Could anyone stand up to Birther scrutiny?

I want Orly Taitz to prove to me that she’s a legal resident of the U.S. and that she’s a licensed dentist and really did pass the Bar.

And I don’t want to see any forged documents or fake degrees or phony licenses or counterfeited test results. I also don’t want to hear any perjured statements by paid liars! I already know that it’s all a scam.

Deport her! :mad:

Well imagine my surprise to find out I was one!

Exactly.

I don’t know that Barack Obama was born in Hawaii to 100% certainty; I know he was born there to 99.99% certainty, which is about as certain as you can be of anything. That’s as certain as HE is that he was born in Hawaii. If we are to conduct our lives in any sot of an effective fashion, we have to treat a level of certainyy above a reasonable number as simple fact.

The Truther argument simply keeps hammering on the .01%, and then the .001%, and then the .0001%, ignoring whether or not it means a damn thing.

It’s like kids who keeps asking “why?” “Why is the sky blue?” “Well, because of the way the sunlight goes through the air.” “Why?” “Well…” and pretty soon you’re into quantum physics. There’s no end to how many questions you CAN ask. There’s a limit to how many questions you can ask before you’re a goddamned nut case.

Actually, it was first proposed so thatEuropean nobility couldn’t be asked to come over and run for president.

Well, first, you didn’t say certain conditions had to be met. You said “Being born to a US citizen confers citizenship at birth”. And it doesn’t. Not even being born to two US citizen parents necessarily confers US citizenship at birth.

What are the chances that with two US citizen parents, neither would have had residency in the US sometime before the child’s birth? Likely enough that the US State Department included it in the regulations. My sons are both US citizens who have never lived in the US (remember, vacations don’t count). They both know other kids their age in the same situation. If one of these friendships should in time turn into love and babies, well, there’s two US citizens unable to confer citizenship on their child.
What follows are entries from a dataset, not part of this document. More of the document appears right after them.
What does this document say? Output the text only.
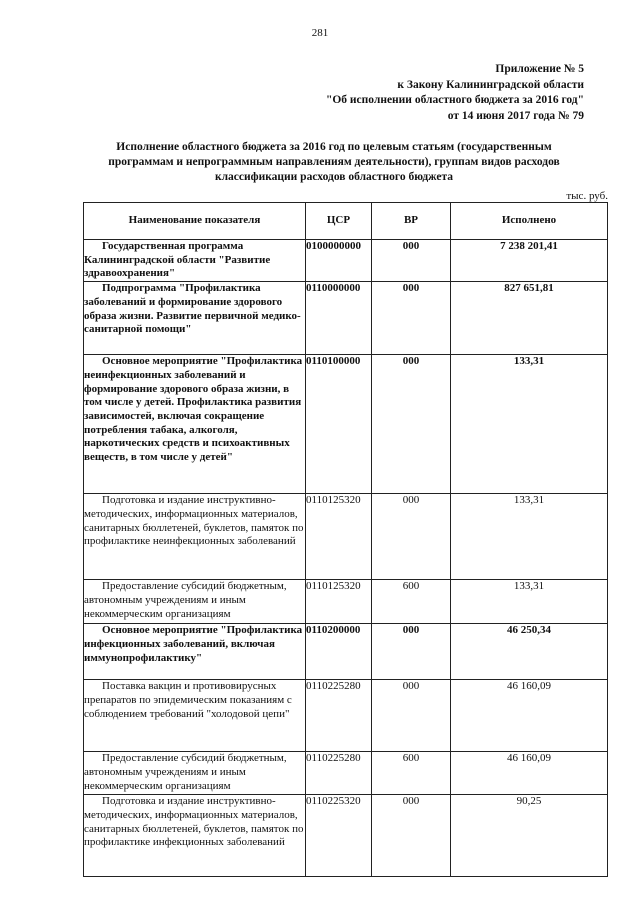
281
Приложение № 5
к Закону Калининградской области
"Об исполнении областного бюджета за 2016 год"
от 14 июня 2017 года № 79
Исполнение областного бюджета за 2016 год по целевым статьям (государственным
программам и непрограммным направлениям деятельности), группам видов расходов
классификации расходов областного бюджета
тыс. руб.
Наименование показателя	ЦСР	ВР	Исполнено
Государственная программа Калининградской области "Развитие здравоохранения"	0100000000	000	7 238 201,41
Подпрограмма "Профилактика заболеваний и формирование здорового образа жизни. Развитие первичной медико-санитарной помощи"	0110000000	000	827 651,81
Основное мероприятие "Профилактика неинфекционных заболеваний и формирование здорового образа жизни, в том числе у детей. Профилактика развития зависимостей, включая сокращение потребления табака, алкоголя, наркотических средств и психоактивных веществ, в том числе у детей"	0110100000	000	133,31
Подготовка и издание инструктивно-методических, информационных материалов, санитарных бюллетеней, буклетов, памяток по профилактике неинфекционных заболеваний	0110125320	000	133,31
Предоставление субсидий бюджетным, автономным учреждениям и иным некоммерческим организациям	0110125320	600	133,31
Основное мероприятие "Профилактика инфекционных заболеваний, включая иммунопрофилактику"	0110200000	000	46 250,34
Поставка вакцин и противовирусных препаратов по эпидемическим показаниям с соблюдением требований "холодовой цепи"	0110225280	000	46 160,09
Предоставление субсидий бюджетным, автономным учреждениям и иным некоммерческим организациям	0110225280	600	46 160,09
Подготовка и издание инструктивно-методических, информационных материалов, санитарных бюллетеней, буклетов, памяток по профилактике инфекционных заболеваний	0110225320	000	90,25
Not even a Birther could prove his or her birth given the usual Birther tactics.

I suppose it depends on your state and age, but usually you get a new birth certificate after an adoption.

If you are in the military you are never considered a resident of whatever country you happen to be stationed in. Your home of record is still in the US. I had to pay NJ state taxes for two years while I was in Germany even though I never set foot in the state during that time. Citizenship for the family of soldiers stationed overseas is routine unless the parents aren’t married and both are not US citizens.
Imagine if my brother and sisters had to answer birthed questions. All birth certificates issued in Jersey City up to a certain date are considered invalid. Can’t use them at DMV, to get a passport, totally worthless even if you have the original. All those affected have to go to Trenton to have the state issue a certificate. I guess none of them can be president.

I was born in Alaska when it was still a territory. It certainly makes me a suspicious sort to birther assholes, I’m sure. My response to a challenge would probably be to kick the guy in the nuts and get on with my day.

Well, duh. None of the evidence you produce will cause Barack Obama’s albedo to increase by so much as one part in a billion.

Thank you for the best chuckle of the day.:smiley:

This whole birther thing has cracked me up since inception. My brother was born in Hawaii, to a young girl who was only visiting there, not a resident, and then he was adopted by my parents. So, his birth certificate is a “certificate of live birth”, but the information on it reflects nothing of the circumstances of his real birth.

Why New Jersey, then? If you were gonna be out of the country like that, you should have declared residency in a state that doesn’t have an income tax.

I’m sure a birther would not accept a consular report of birth abroad, which is what you get if you apply for it these days when you are born outside the US. (Not sure what US military bases qualify as or if you need a consular report of birth abroad.)

To illustrate the relevance of the residency requirement, consider Liberia, which was settled by freed American slaves and their descendants. The first generation were mostly American citizens, and so if residency didn’t matter, so would their children, and grandchildren, and great-grandchildren, and so on, even without any of them ever setting foot on North America.

And these are probably the same folks that wanted a constitutional amendment to allow the President to be foreign-born, so Arnold Schwarzenegger could have the chance to run for the office.